Da alle Kinder gleichzeitig im selben Dilemma sind, fällt es ihnen relativ leicht, aufeinander zuzugehen: Sie sitzen im selben Boot. Und sie denken nach. Was ist schiefgegangen? Wer hätte eingreifen können, wie und wann? Was kann man machen, um den Frieden zu bewahren? Wie können wir miteinander umgehen, damit kein Krieg mehr entsteht? Welche Maßnahmen können wir auch in Friedenszeiten ergreifen? Die beiden Klassen gestehen sich ihre Schuld ein.
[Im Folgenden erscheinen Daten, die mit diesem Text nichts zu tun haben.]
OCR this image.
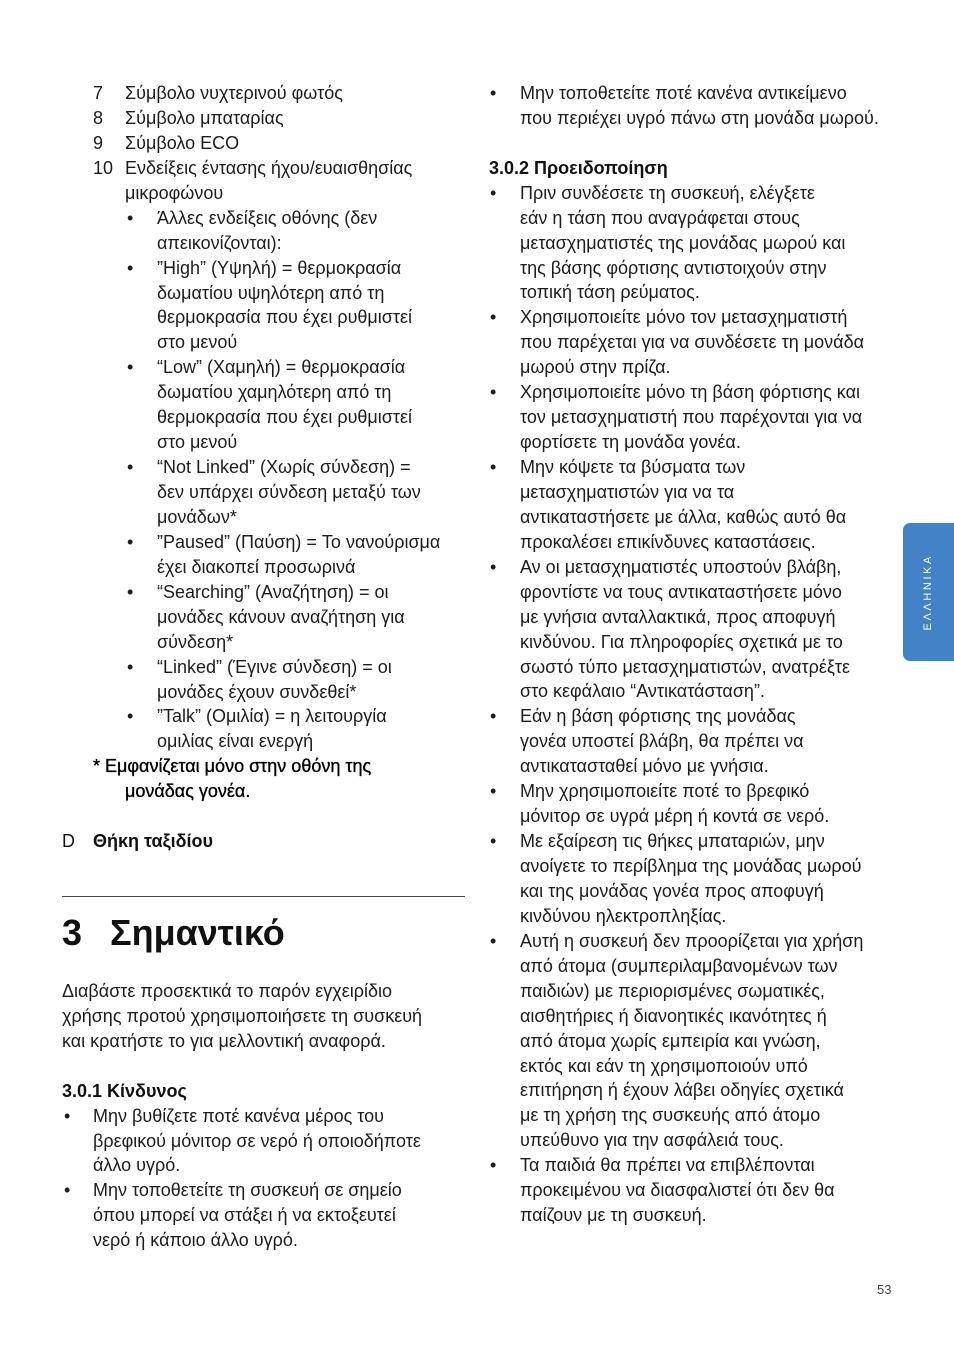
7	Σύμβολο νυχτερινού φωτός
8	Σύμβολο μπαταρίας
9	Σύμβολο ECO
10 Ενδείξεις έντασης ήχου/ευαισθησίας
μικροφώνου
•	Άλλες ενδείξεις οθόνης (δεν
απεικονίζονται):
•	”High” (Υψηλή) = θερμοκρασία
δωματίου υψηλότερη από τη
θερμοκρασία που έχει ρυθμιστεί
στο μενού
•	“Low” (Χαμηλή) = θερμοκρασία
δωματίου χαμηλότερη από τη
θερμοκρασία που έχει ρυθμιστεί
στο μενού
•	“Not Linked” (Χωρίς σύνδεση) =
δεν υπάρχει σύνδεση μεταξύ των
μονάδων*
•	”Paused” (Παύση) = Το νανούρισμα
έχει διακοπεί προσωρινά
•	“Searching” (Αναζήτηση) = οι
μονάδες κάνουν αναζήτηση για
σύνδεση*
•	“Linked” (Έγινε σύνδεση) = οι
μονάδες έχουν συνδεθεί*
•	”Talk” (Ομιλία) = η λειτουργία
ομιλίας είναι ενεργή
* Εμφανίζεται μόνο στην οθόνη της
μονάδας γονέα.
D	Θήκη ταξιδίου
3 Σημαντικό
Διαβάστε προσεκτικά το παρόν εγχειρίδιο
χρήσης προτού χρησιμοποιήσετε τη συσκευή
και κρατήστε το για μελλοντική αναφορά.
3.0.1 Κίνδυνος
•	Μην βυθίζετε ποτέ κανένα μέρος του
βρεφικού μόνιτορ σε νερό ή οποιοδήποτε
άλλο υγρό.
•	Μην τοποθετείτε τη συσκευή σε σημείο
όπου μπορεί να στάξει ή να εκτοξευτεί
νερό ή κάποιο άλλο υγρό.
•	Μην τοποθετείτε ποτέ κανένα αντικείμενο
που περιέχει υγρό πάνω στη μονάδα μωρού.
3.0.2 Προειδοποίηση
•	Πριν συνδέσετε τη συσκευή, ελέγξετε
εάν η τάση που αναγράφεται στους
μετασχηματιστές της μονάδας μωρού και
της βάσης φόρτισης αντιστοιχούν στην
τοπική τάση ρεύματος.
•	Χρησιμοποιείτε μόνο τον μετασχηματιστή
που παρέχεται για να συνδέσετε τη μονάδα
μωρού στην πρίζα.
•	Χρησιμοποιείτε μόνο τη βάση φόρτισης και
τον μετασχηματιστή που παρέχονται για να
φορτίσετε τη μονάδα γονέα.
•	Μην κόψετε τα βύσματα των
μετασχηματιστών για να τα
αντικαταστήσετε με άλλα, καθώς αυτό θα
προκαλέσει επικίνδυνες καταστάσεις.
•	Αν οι μετασχηματιστές υποστούν βλάβη,
φροντίστε να τους αντικαταστήσετε μόνο
με γνήσια ανταλλακτικά, προς αποφυγή
κινδύνου. Για πληροφορίες σχετικά με το
σωστό τύπο μετασχηματιστών, ανατρέξτε
στο κεφάλαιο “Αντικατάσταση”.
•	Εάν η βάση φόρτισης της μονάδας
γονέα υποστεί βλάβη, θα πρέπει να
αντικατασταθεί μόνο με γνήσια.
•	Μην χρησιμοποιείτε ποτέ το βρεφικό
μόνιτορ σε υγρά μέρη ή κοντά σε νερό.
•	Με εξαίρεση τις θήκες μπαταριών, μην
ανοίγετε το περίβλημα της μονάδας μωρού
και της μονάδας γονέα προς αποφυγή
κινδύνου ηλεκτροπληξίας.
•	Αυτή η συσκευή δεν προορίζεται για χρήση
από άτομα (συμπεριλαμβανομένων των
παιδιών) με περιορισμένες σωματικές,
αισθητήριες ή διανοητικές ικανότητες ή
από άτομα χωρίς εμπειρία και γνώση,
εκτός και εάν τη χρησιμοποιούν υπό
επιτήρηση ή έχουν λάβει οδηγίες σχετικά
με τη χρήση της συσκευής από άτομο
υπεύθυνο για την ασφάλειά τους.
•	Τα παιδιά θα πρέπει να επιβλέπονται
προκειμένου να διασφαλιστεί ότι δεν θα
παίζουν με τη συσκευή.
ΕΛΛΗΝΙΚΑ
53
Und dann brainstormen sie. Gemeinsam. Hilda kann ihren Augen kaum trauen, als sie das sieht. Ihre Idee funktioniert. Ihre Vision wird wahr. Anstelle ihrer Römerstädte präsentieren sie schließlich den Eltern ihre Ideen für den Frieden: Von Gesprächsregeln über den Mut „Stopp“ zu sagen, von Austausch-Projekten über Meditationen, gibt es so viele Dinge, die wir tun können, um Frieden zu finden und zu bewahren. Und zum Schluss kann man Bücher darüber schreiben. Und sie (vor)lesen.